Tuesday, August 30, 2016

Cannibalism - A Lot More Common Than We Are Comfortable In Admitting

Cannibalism is a time-honored tradition practiced by all animals. In times of famine, mothers eat their young. In times of plenty, mothers eat their young. Look at the archaeological record of our and related hominid species, and you will find lots of cut marks in bones, lots of carbonization from cooking fires.

We have been inculcated in the value system that cannibalism is morally repugnant, and yet, that really hasn't stopped the practice altogether.

In the West, with the arrival of the Enlightenment and the Protestant Reformation, we have divided the world into Christian and Cannibal: Civilization and Savagery. (Please ignore the fact that the fundamental sacred ritual of Christianity involves the consumption of  flesh and blood). The idea, you see, is that the liberal notions of individual dignity somehow preclude from sane or rational behavior the idea of eating each other.

Of course, we still practice cannibalism, but we do it in the marketplace. People, as useful commodities, are consumed. Labor and ingenuity are extracted from them as soon as is useful. People have value right up until they cease being productive.

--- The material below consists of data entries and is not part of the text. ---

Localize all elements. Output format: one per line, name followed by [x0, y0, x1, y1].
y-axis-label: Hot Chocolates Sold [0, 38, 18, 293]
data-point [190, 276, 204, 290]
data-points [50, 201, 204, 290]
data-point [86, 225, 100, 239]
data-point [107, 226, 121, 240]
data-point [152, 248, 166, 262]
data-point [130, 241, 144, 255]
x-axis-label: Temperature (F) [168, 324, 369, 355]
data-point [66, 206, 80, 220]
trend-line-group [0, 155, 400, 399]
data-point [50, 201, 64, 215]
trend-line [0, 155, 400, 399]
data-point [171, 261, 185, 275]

Children, of course, as future labor resources, are treated as valued objects. (Although, with the coming biotech revolution, newborns and fetuses will no doubt be put to work as well).

None of this, of course, is new, but I think the marketing strategy for modern denial of modern cannibalism is fairly modern (and by modern, I mean in the past 500 years? since the advent of globalization).


  1. Hmmm??? And I have been careful not to feed the chickens chicken...

    1. In industrial farming, pigs eat chicken shit, chickens eat pig shit.